Lijmen voorbereiden
Voordat je met lijmen kunt beginnen, moeten een aantal voorbereidingen getroffen worden. Als je op de volgende punten let, leg je een optimale basis voor de beste resultaten.
- Maak het oppervlak vrij van vuil, roest, verfresten en andere vreemde stoffen. Daarvoor is bijvoorbeeld een milde zeepoplossing geschikt.
- Ruw het oppervlak vervolgens op met schuurpapier.
- Ontvet daarna de te lijmen oppervlakken, bijvoorbeeld met aceton, alcohol of nitroverdunner. Let daarbij op de verdraagzaamheid van het materiaal.
- Na het drogen mag je het te lijmen oppervlak niet meer aanraken omdat daar anders huidvet op achterblijft waardoor de kleefkracht wordt beperkt.

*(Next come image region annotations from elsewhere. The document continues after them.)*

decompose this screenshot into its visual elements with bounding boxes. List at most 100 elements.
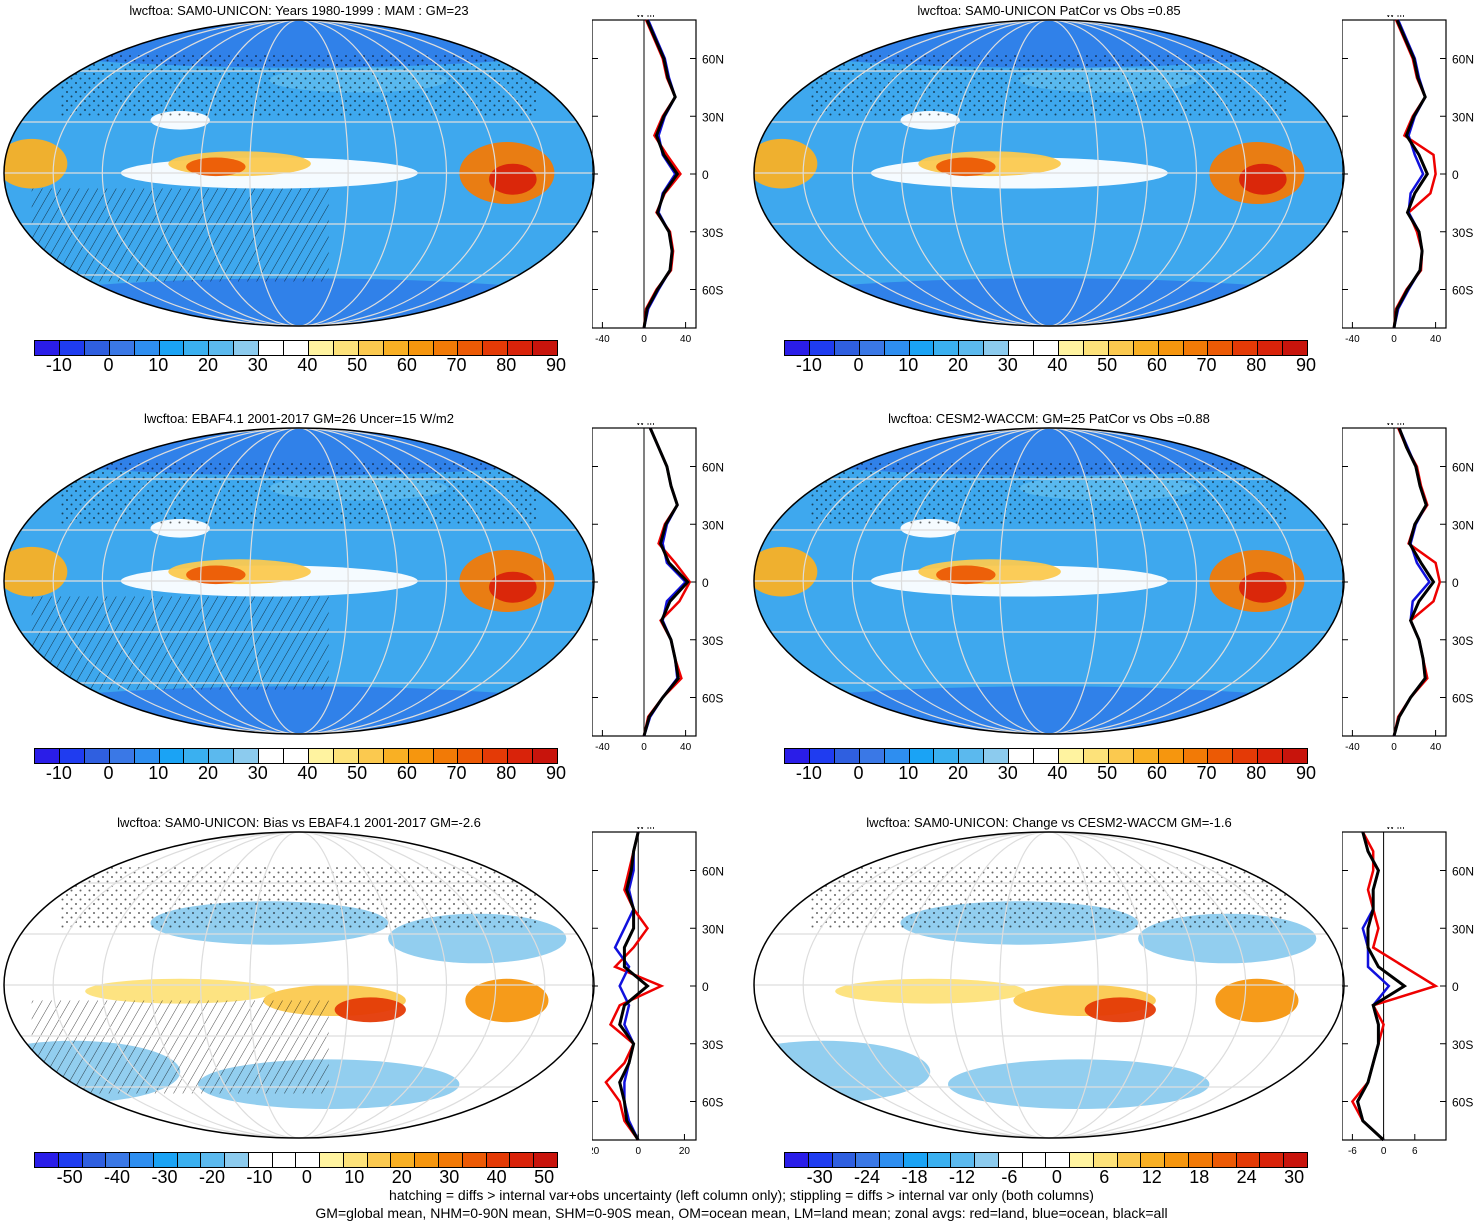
colorbar-cell [1133,341,1159,355]
zonal-value-tick-label: 6 [1412,1146,1418,1157]
zonal-series-land [604,831,665,1141]
colorbar-label: 30 [1284,1167,1305,1187]
colorbar-cell [909,749,935,763]
zonal-lat-tick-label: 60N [1452,461,1474,475]
colorbar-cell [959,341,985,355]
colorbar-cell [1183,341,1209,355]
colorbar-cell [1034,749,1059,763]
colorbar-cell [391,1153,416,1167]
colorbar-cell [1083,341,1109,355]
zonal-lat-tick-label: 60N [702,461,724,475]
colorbar-cell [35,341,60,355]
colorbar-label: 80 [496,763,517,783]
colorbar-cell [343,1153,368,1167]
zonal-mean-plot: W m-2 60N 30N 0 30S 60S -40 0 40 [592,423,724,753]
colorbar-cell [177,1153,202,1167]
zonal-lat-tick-label: 60N [702,53,724,67]
colorbar-label: 24 [1236,1167,1257,1187]
colorbar-label: 40 [297,763,318,783]
colorbar-cell [1283,749,1308,763]
colorbar-label: 60 [1146,763,1167,783]
colorbar-label: 90 [545,763,567,783]
colorbar-cell [934,749,960,763]
colorbar-cell [1260,1153,1285,1167]
colorbar-cell [1117,1153,1142,1167]
footer-line-1: hatching = diffs > internal var+obs unce… [389,1187,1094,1203]
colorbar-cell [1034,341,1059,355]
colorbar-cell [433,749,459,763]
zonal-value-tick-label: -40 [595,334,610,345]
colorbar-label: 20 [947,355,969,375]
zonal-lat-tick-label: 0 [1452,168,1459,182]
colorbar-cell [234,749,260,763]
colorbar-cell [832,1153,857,1167]
colorbar-cell [785,749,810,763]
colorbar-cell [880,1153,904,1167]
colorbar-cell [1009,749,1035,763]
zonal-unit-label: W m-2 [636,423,661,427]
colorbar-cell [106,1153,131,1167]
colorbar-label: 30 [997,763,1018,783]
zonal-lat-tick-label: 30S [702,1038,723,1052]
colorbar-cell [483,341,509,355]
colorbar-cell [1133,749,1159,763]
zonal-lat-tick-label: 30N [1452,110,1474,124]
zonal-lat-tick-label: 0 [702,980,709,994]
colorbar [784,748,1308,764]
colorbar-cell [284,749,309,763]
colorbar-cell [998,1153,1023,1167]
colorbar-cell [333,749,359,763]
colorbar-label: -10 [45,763,72,783]
zonal-series-ocean [1392,427,1431,737]
colorbar-cell [508,341,534,355]
colorbar [34,340,558,356]
zonal-mean-plot: W m-2 60N 30N 0 30S 60S -6 0 6 [1342,827,1474,1157]
colorbar-cell [1046,1153,1071,1167]
colorbar-cell [259,749,285,763]
colorbar-cell [439,1153,463,1167]
colorbar-cell [884,341,910,355]
colorbar-label: 70 [446,763,467,783]
colorbar-cell [1158,749,1184,763]
zonal-series-all [1392,19,1429,329]
colorbar-cell [984,749,1010,763]
zonal-lat-tick-label: 30S [1452,1038,1473,1052]
colorbar-label: 50 [347,355,368,375]
colorbar-cell [284,341,309,355]
zonal-series-ocean [1392,19,1427,329]
colorbar-cell [856,1153,881,1167]
colorbar-cell [358,341,384,355]
zonal-value-tick-label: -40 [595,742,610,753]
zonal-value-tick-label: 40 [680,334,692,345]
colorbar-label: 10 [148,355,169,375]
colorbar-cell [259,341,285,355]
colorbar-cell [483,749,509,763]
colorbar-cell [184,341,210,355]
colorbar-cell [248,1153,273,1167]
colorbar-cell [153,1153,178,1167]
colorbar-label: 70 [1196,355,1217,375]
colorbar [784,1152,1308,1168]
colorbar-cell [35,749,60,763]
colorbar-label: 0 [853,355,864,375]
zonal-value-tick-label: 0 [641,334,647,345]
colorbar-cell [1158,341,1184,355]
zonal-series-all [642,427,690,737]
panel-title: lwcftoa: SAM0-UNICON: Bias vs EBAF4.1 20… [117,815,481,830]
colorbar-label: -30 [806,1167,833,1187]
zonal-lat-tick-label: 0 [702,576,709,590]
colorbar-cell [458,341,484,355]
zonal-value-tick-label: 0 [635,1146,641,1157]
colorbar-cell [834,341,860,355]
zonal-mean-plot: W m-2 60N 30N 0 30S 60S -20 0 20 [592,827,724,1157]
colorbar-cell [272,1153,297,1167]
zonal-mean-plot: W m-2 60N 30N 0 30S 60S -40 0 40 [1342,423,1474,753]
colorbar-cell [458,749,484,763]
colorbar-cell [1009,341,1035,355]
colorbar-label: 60 [396,355,417,375]
colorbar-label: 80 [496,355,517,375]
colorbar-label: 40 [486,1167,507,1187]
zonal-value-tick-label: 0 [1391,742,1397,753]
colorbar-cell [59,749,85,763]
colorbar-label: -10 [45,355,72,375]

- Breng de lijm nu gelijkmatig en dun aan. Let bij contactlijm op de ontluchtingstijd.
- Voorkom dat vuil en stof op oppervlakken terechtkomt die net met lijm zijn ingesmeerd.

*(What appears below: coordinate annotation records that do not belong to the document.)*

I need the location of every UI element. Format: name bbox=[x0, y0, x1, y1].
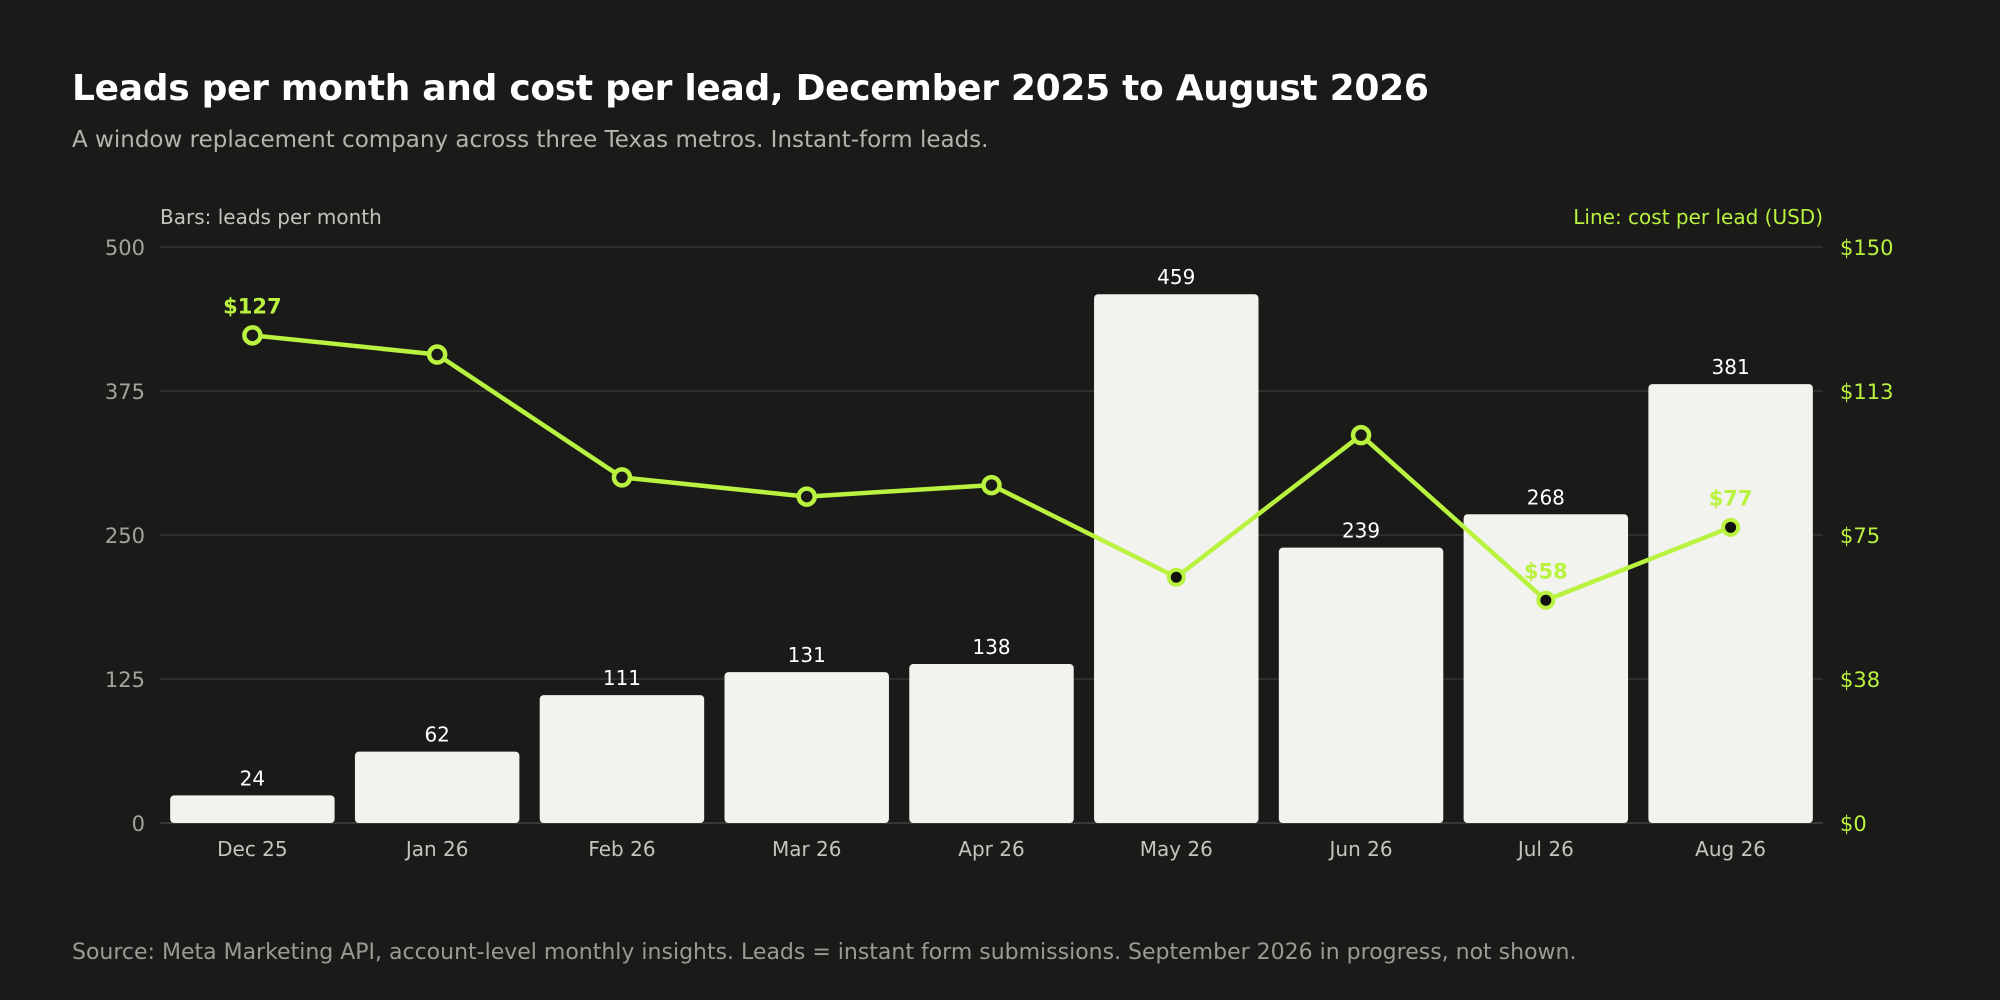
right-tick-label: $150 bbox=[1840, 236, 1893, 260]
right-axis-title: Line: cost per lead (USD) bbox=[1573, 205, 1823, 229]
bar bbox=[1094, 294, 1259, 823]
bar bbox=[909, 664, 1074, 823]
left-tick-label: 375 bbox=[105, 380, 145, 404]
left-tick-label: 250 bbox=[105, 524, 145, 548]
bar bbox=[1463, 514, 1629, 823]
category-label: Jul 26 bbox=[1516, 837, 1574, 861]
bar-value-label: 131 bbox=[788, 643, 826, 667]
bar bbox=[170, 795, 335, 823]
category-label: Apr 26 bbox=[958, 837, 1024, 861]
left-tick-label: 125 bbox=[105, 668, 145, 692]
left-axis-title: Bars: leads per month bbox=[160, 205, 382, 229]
cpl-marker bbox=[426, 344, 448, 365]
right-tick-label: $75 bbox=[1840, 524, 1880, 548]
category-label: Aug 26 bbox=[1695, 837, 1766, 861]
bar-value-label: 459 bbox=[1157, 265, 1195, 289]
cpl-marker bbox=[1721, 517, 1741, 537]
source-note: Source: Meta Marketing API, account-leve… bbox=[72, 940, 1577, 965]
bar bbox=[539, 695, 705, 823]
bar bbox=[1648, 384, 1813, 823]
category-label: Feb 26 bbox=[588, 837, 655, 861]
chart-subtitle: A window replacement company across thre… bbox=[72, 127, 989, 153]
bar-value-label: 239 bbox=[1342, 519, 1380, 543]
cpl-marker bbox=[1166, 567, 1186, 587]
bar bbox=[1278, 547, 1444, 823]
category-label: Dec 25 bbox=[217, 837, 288, 861]
category-label: Jun 26 bbox=[1328, 837, 1393, 861]
cpl-marker bbox=[1536, 590, 1556, 610]
cpl-marker bbox=[796, 486, 817, 507]
bar bbox=[354, 751, 520, 823]
category-label: Mar 26 bbox=[772, 837, 842, 861]
cpl-marker bbox=[611, 467, 633, 488]
category-label: Jan 26 bbox=[404, 837, 469, 861]
chart-title: Leads per month and cost per lead, Decem… bbox=[72, 68, 1429, 109]
left-tick-label: 500 bbox=[105, 236, 145, 260]
bar-value-label: 111 bbox=[603, 666, 641, 690]
cpl-marker bbox=[1350, 424, 1372, 446]
bar-value-label: 381 bbox=[1712, 355, 1750, 379]
cpl-point-label: $127 bbox=[223, 294, 281, 318]
right-tick-label: $113 bbox=[1840, 380, 1893, 404]
category-label: May 26 bbox=[1140, 837, 1213, 861]
bar-value-label: 268 bbox=[1527, 485, 1565, 509]
cpl-point-label: $58 bbox=[1524, 559, 1568, 583]
left-tick-label: 0 bbox=[132, 812, 145, 836]
bar-value-label: 24 bbox=[240, 766, 265, 790]
cpl-marker bbox=[242, 325, 263, 346]
bar-value-label: 138 bbox=[972, 635, 1010, 659]
bar-value-label: 62 bbox=[424, 723, 449, 747]
cpl-marker bbox=[981, 474, 1002, 496]
right-tick-label: $0 bbox=[1840, 812, 1867, 836]
right-tick-label: $38 bbox=[1840, 668, 1880, 692]
cpl-point-label: $77 bbox=[1709, 486, 1753, 510]
bar bbox=[724, 672, 889, 823]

- Staak slijpactiviteiten en dergelijke tot de delen zijn samengevoegd.
Trekbelasting
- Trekbelasting heeft te maken met de belasting.

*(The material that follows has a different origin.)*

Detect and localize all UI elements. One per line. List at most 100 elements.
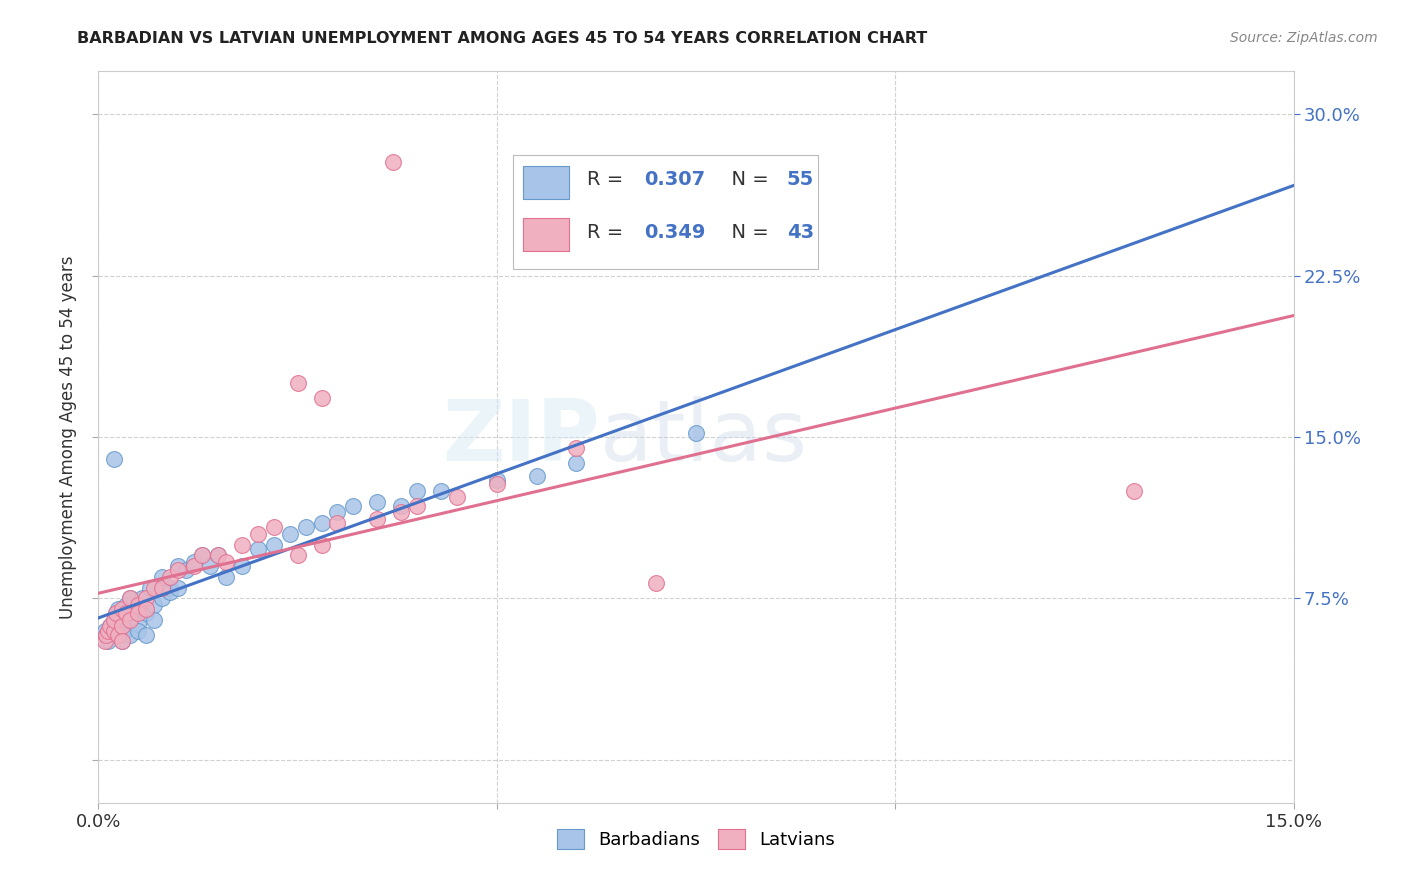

- Bij een geringe belasting kies je voor de stompe verbinding.
- Bij een grotere belasting moet je het lijmoppervlak vergroten.
- Maak het oppervlak groter met een liplas (schuin).
- Vergroot het oppervlak met een liplas (trap).
- Vergroot het oppervlak met een eenzijdige las.
- Vergroot het oppervlak met een dubbelzijdige las.
Splijtbelasting
- Bij de splijtbelasting wordt het gehele lijmoppervlak ongelijkmatig belast.
- Versterk de lijmverbinding als bij de trekbelasting of plaats er een manchet omheen.
Afpelbelasting
- Flexibele materialen kunnen door afpelkrachten op het gelijmde oppervlak oprollen. Om dat te voorkomen, moet de lijmverbinding versterkt worden.
- Versterk de lijmverbinding door er een verstevigde materiaalstrip op te plakken.
- Versterk de lijmverbinding door het flexibele deel om de rand van het stijvere deel te plaatsen.
- Versterk de lijmverbinding door de betreffende hoeken af te ronden.